The Bijou finally opened in 1904, with an incomplete stage roof. Actors had to wait in the wings with umbrellas before going on! In a show with Eph Thompson’s elephants, the animals had to make their entrance to the stage by entering the lobby and parading down the aisles of the theatre. Vaudeville shows became part and parcel of the Bijou presentations. The theatre seated 1,800 people. There was for a time a vaudeville war between the Bijou and the Savoy (down North Main Street a bit). In 1915 and 1916 the Bijou was the home of Loew’s Vaudeville with Louis Boas as manager. The best movie attractions came here and to the nearby Savoy. The Bijou was the second theatre in New England to be wired for the showing of sound movies (the first may have been the Majestic in Providence). The end of the Bijou can be attributed to the end of the Savoy in the fire that raged two blocks away in 1928 and destroyed that theatre, for out of the ashes of the Savoy would emerge the grand Durfee, which would overshadow the Bijou and precipitate its demise after the elegant new showplace opened in 1929.

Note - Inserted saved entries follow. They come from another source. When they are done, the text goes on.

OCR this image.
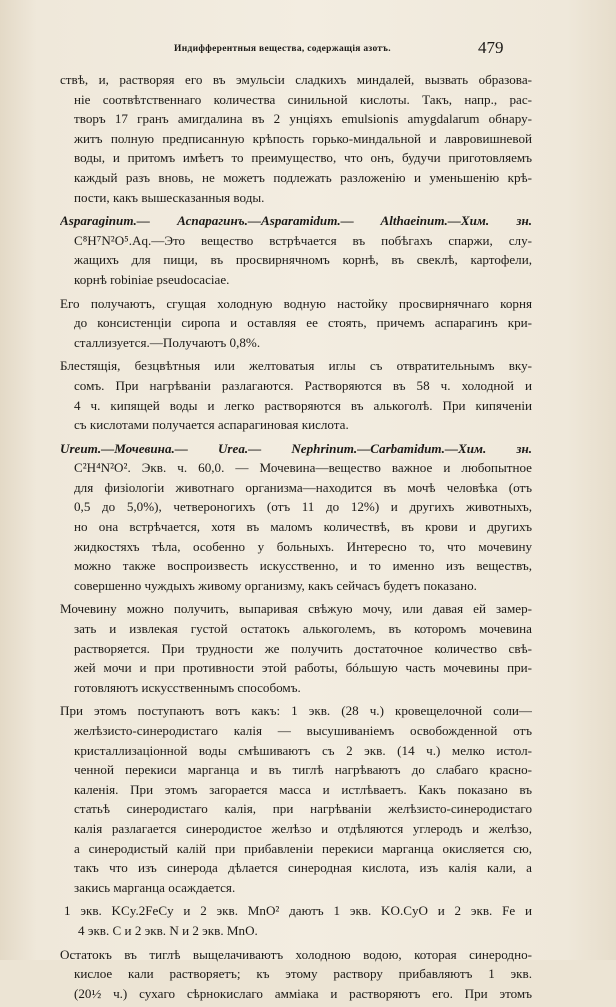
Индифферентныя вещества, содержащія азотъ.	479
ствѣ, и, растворяя его въ эмульсіи сладкихъ миндалей, вызвать образова-
ніе соотвѣтственнаго количества синильной кислоты. Такъ, напр., рас-
творъ 17 гранъ амигдалина въ 2 унціяхъ emulsionis amygdalarum обнару-
житъ полную предписанную крѣпость горько-миндальной и лавровишневой
воды, и притомъ имѣетъ то преимущество, что онъ, будучи приготовляемъ
каждый разъ вновь, не можетъ подлежать разложенію и уменьшенію крѣ-
пости, какъ вышесказанныя воды.
Asparaginum.— Аспарагинъ.—Asparamidum.— Althaeinum.—Хим. зн.
C⁸H⁷N²O⁵.Aq.—Это вещество встрѣчается въ побѣгахъ спаржи, слу-
жащихъ для пищи, въ просвирнячномъ корнѣ, въ свеклѣ, картофели,
корнѣ robiniae pseudocaciae.
Его получаютъ, сгущая холодную водную настойку просвирнячнаго корня
до консистенціи сиропа и оставляя ее стоять, причемъ аспарагинъ кри-
сталлизуется.—Получаютъ 0,8%.
Блестящія, безцвѣтныя или желтоватыя иглы съ отвратительнымъ вку-
сомъ. При нагрѣваніи разлагаются. Растворяются въ 58 ч. холодной и
4 ч. кипящей воды и легко растворяются въ алькоголѣ. При кипяченіи
съ кислотами получается аспарагиновая кислота.
Ureum.—Мочевина.— Urea.— Nephrinum.—Carbamidum.—Хим. зн.
C²H⁴N²O². Экв. ч. 60,0. — Мочевина—вещество важное и любопытное
для физіологіи животнаго организма—находится въ мочѣ человѣка (отъ
0,5 до 5,0%), четвероногихъ (отъ 11 до 12%) и другихъ животныхъ,
но она встрѣчается, хотя въ маломъ количествѣ, въ крови и другихъ
жидкостяхъ тѣла, особенно у больныхъ. Интересно то, что мочевину
можно также воспроизвесть искусственно, и то именно изъ веществъ,
совершенно чуждыхъ живому организму, какъ сейчасъ будетъ показано.
Мочевину можно получить, выпаривая свѣжую мочу, или давая ей замер-
зать и извлекая густой остатокъ алькоголемъ, въ которомъ мочевина
растворяется. При трудности же получить достаточное количество свѣ-
жей мочи и при противности этой работы, бóльшую часть мочевины при-
готовляютъ искусственнымъ способомъ.
При этомъ поступаютъ вотъ какъ: 1 экв. (28 ч.) кровещелочной соли—
желѣзисто-синеродистаго калія — высушиваніемъ освобожденной отъ
кристаллизаціонной воды смѣшиваютъ съ 2 экв. (14 ч.) мелко истол-
ченной перекиси марганца и въ тиглѣ нагрѣваютъ до слабаго красно-
каленія. При этомъ загорается масса и истлѣваетъ. Какъ показано въ
статьѣ синеродистаго калія, при нагрѣваніи желѣзисто-синеродистаго
калія разлагается синеродистое желѣзо и отдѣляются углеродъ и желѣзо,
а синеродистый калій при прибавленіи перекиси марганца окисляется сю,
такъ что изъ синерода дѣлается синеродная кислота, изъ калія кали, а
закись марганца осаждается.
1 экв. KCy.2FeCy и 2 экв. MnO² даютъ 1 экв. KO.CyO и 2 экв. Fe и
4 экв. C и 2 экв. N и 2 экв. MnO.
Остатокъ въ тиглѣ выщелачиваютъ холодною водою, которая синеродно-
кислое кали растворяетъ; къ этому раствору прибавляютъ 1 экв.
(20½ ч.) сухаго сѣрнокислаго аммiака и растворяютъ его. При этомъ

The Bijou is listed in the 1927 Film Daily Yearbook, 1400 seats.
Photos of Loew’S Bijou circa 1920:
They show North Main Street scene and vertical. Excellent large format images of time and place.
I have a postcard showing the Bijou Theatre. The main focus of the card is the First Congregational Church on the corner of Main Street and Elm Street. A card on another site shows 1914 as a postmarked date. Another 1906 postmarked card shows the church, but the Bijou is not signed. The church has been demolished, but the building next to it and the Bijou entrance beyond that still exist.
my Grand Uncle was Louis Boas. he managed many theaters in FR,Providence and Boston. I have wonderful pictures of him with his Vaudeville acts. my Grand Aunt(his wife) among them. she was a Soprano and they traveled all over the world where she sang for heads of State,etc. Louis went on to form a partnership with Marcus Loew. they went on to open more theaters and make movies after that.
The Bijou Theatre was designed by local architect Joseph M. Darling, possibly with his son, George S. Darling. The Bijou was in operation by 1904, and I’m not sure when the firm of J.M. Darling & Son was formed (it was listed in the city directory by 1918.) J.M. Darling and son designed several other theaters in Fall River, and the successor firm Darling & Parlin designed at least two more.
2019 Google Street View shows this building still standing.
The part of the building which housed the Bijou’s entrance is still standing, but the auditorium is long gone.